Here are some of our beauty/life tips:
1. Cacao butter works miracles (Jenny)
2. A good pair of sunglasses does the trick (Cheryl)
3. Exercise keeps us young (unanimous)
4. A balanced diet is what it takes to be healthy (that’s not rocket science)
5. The jury is still out regarding the cholesterol issue. (Marzipan and Frenchie)
6. Anything from the vine is good (unanimous)
7. Pedicure and manicure not negotiable (Frenchie)
8. If you’ve got it flaunt it (Cheryl)
9. If our health or quality of life can be improved using up to date technology do so, be pro-active (Lynda)
10. Attitude, confidence and growth can be refined in our Refirement years.

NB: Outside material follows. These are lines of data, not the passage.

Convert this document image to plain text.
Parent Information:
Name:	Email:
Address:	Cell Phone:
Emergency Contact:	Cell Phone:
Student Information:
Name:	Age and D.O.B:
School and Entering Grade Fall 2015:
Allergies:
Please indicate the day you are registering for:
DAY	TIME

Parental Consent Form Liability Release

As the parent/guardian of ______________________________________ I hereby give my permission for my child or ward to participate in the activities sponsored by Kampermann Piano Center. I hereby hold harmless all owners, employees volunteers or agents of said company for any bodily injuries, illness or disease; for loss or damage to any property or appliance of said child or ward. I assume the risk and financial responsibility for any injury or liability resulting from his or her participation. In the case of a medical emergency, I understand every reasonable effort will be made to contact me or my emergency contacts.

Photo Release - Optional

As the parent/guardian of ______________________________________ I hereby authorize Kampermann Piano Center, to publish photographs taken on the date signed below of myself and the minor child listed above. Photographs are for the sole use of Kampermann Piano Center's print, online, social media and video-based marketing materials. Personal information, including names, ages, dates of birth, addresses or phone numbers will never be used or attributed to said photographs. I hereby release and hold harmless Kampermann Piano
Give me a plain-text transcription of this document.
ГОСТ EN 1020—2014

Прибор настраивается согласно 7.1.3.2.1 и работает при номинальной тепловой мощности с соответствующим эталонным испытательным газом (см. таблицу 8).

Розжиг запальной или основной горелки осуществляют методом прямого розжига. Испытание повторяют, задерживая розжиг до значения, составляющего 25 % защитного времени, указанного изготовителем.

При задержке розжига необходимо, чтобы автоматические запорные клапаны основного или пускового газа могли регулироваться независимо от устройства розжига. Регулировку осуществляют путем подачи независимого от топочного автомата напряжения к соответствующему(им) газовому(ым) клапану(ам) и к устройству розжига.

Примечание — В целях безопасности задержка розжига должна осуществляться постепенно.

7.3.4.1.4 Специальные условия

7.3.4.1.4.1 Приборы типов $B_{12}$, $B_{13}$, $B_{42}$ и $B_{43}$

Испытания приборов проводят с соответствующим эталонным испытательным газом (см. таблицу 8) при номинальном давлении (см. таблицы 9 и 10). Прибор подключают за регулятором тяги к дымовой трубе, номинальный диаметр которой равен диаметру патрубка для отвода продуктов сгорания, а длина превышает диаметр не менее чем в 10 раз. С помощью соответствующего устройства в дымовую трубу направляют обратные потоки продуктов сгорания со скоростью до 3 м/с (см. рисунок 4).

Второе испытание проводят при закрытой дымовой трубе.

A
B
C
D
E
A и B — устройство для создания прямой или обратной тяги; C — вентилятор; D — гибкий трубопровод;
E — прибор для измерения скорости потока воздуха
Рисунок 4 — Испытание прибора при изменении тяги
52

Embrace this time of life enthusiastically (Lynda)
11. Cool-Sculpting is an option (Cheryl)
12. Always have a lipstick tucked away nearby (Marzipan)
13. Wear a hat (Marzipan)
14. Remember it's sexy being sixty (confusius)
15. One's got to have a double-barreled surname to be discovered
On Sunday we spent a lazy day at Jenny's enjoying her beautiful home and garden, the boys joined us, Butch got to know the amazing women I always wax lyrical about and we got to know Terry a little better. Caron and Ingrid, mutual friends of Jenny and I dropped in and joined us for lunch too. There's nothing quite like a long table, laden with gorgeous food, flutes bubbling with Moet and friends jostling for a seat, laughter the only music to be heard. The moment was perfectly good.
Our time together was far too short, but I’ll never complain as I’m so chuffed, inspired and in awe of all the girls I had the pleasure of meeting again. You’ll always be in my heart, that special place I have reserved for the friends who give meaning to my life. You’ve made me laugh and cry and you’re the confirmation that it’s not the material that makes us who we are but the people who cross our paths during our walk of life that determine who we turn out to be.
We're all safely home again, I'll say farewell to you, my four formidably fabulous friends, until we meet again.